Right now, 3 of the 4 of us have colds, my wife being the only one that was spared (so far.)  It's hard to see my newborn daughter struggle to breathe through a stuffy nose, but there isn't much we can do but wait and occasionally use a rubber-bulb nasal aspirator.  As for myself, I started attacking the cold with zinc, liposomal vitamin C and thymic protein at the first signs of symptoms (5 days ago), and I truly believe these treatments worked.  Some cold symptoms still linger (sniffles & slight cough) but it doesn't seem to be making me feel much worse.

In the meantime, I returned to work yesterday and learned that one of my cases is likely to go to trial in mid-June.  I had sought a continuance, and had very good reasons to support this request, but the judge inexplicably denied it.  This means that the next two months will be insanely busy, and that I will have to conduct a two-week federal jury trial with millions of dollars at stake.  This upcoming trial makes the last trial that I wrote about in February seem like a mere traffic court hearing.
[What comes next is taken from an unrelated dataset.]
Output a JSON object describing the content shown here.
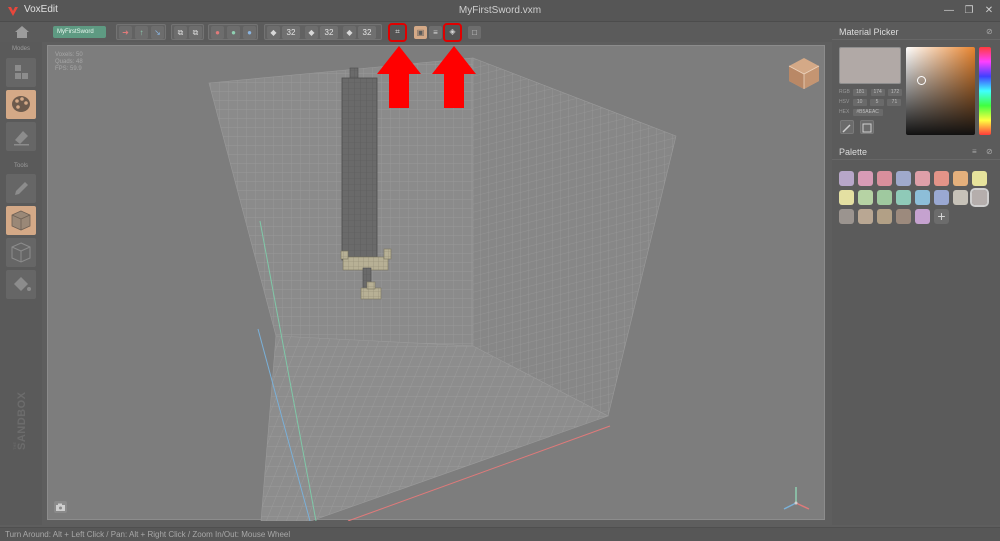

My firm has already determined that I will act as lead counsel for the trial, but the good news is that I will have a second attorney helping me.  If I have a crash in the middle of trial, I will have to "power through" somehow, but it is also nice to know that I have backup.  What I'm more concerned about is the large volume of work and long hours that are ordinarily required to prepare for trial.  I've asked the firm for extra support and "manpower" so that I don't have kill myself just getting to trial.  Before ME/CFS, I might have tried to handle it all myself, working 14 hour days and weekends. Now, no.

With two sick babies at home and a major trial on the horizon, it's unlikely there will be many times in my life as chaotic.  But a few years ago, this trial might have made me more anxious.  The combination of having kids and getting ME/CFS has given me perspective about what's most important.  Of course, it's always easy for me to sound calm when, as now, I'm feeling fairly decent today.  Let's see how I feel when it's, say, 3 days before trial and I'm in the middle of a crash.  When I'm at my baseline, it's often hard for me to imagine ever crashing again, until I do, and the cycle starts over.  For now, I try to focus on the sense of accomplishment I will feel when the trial is over.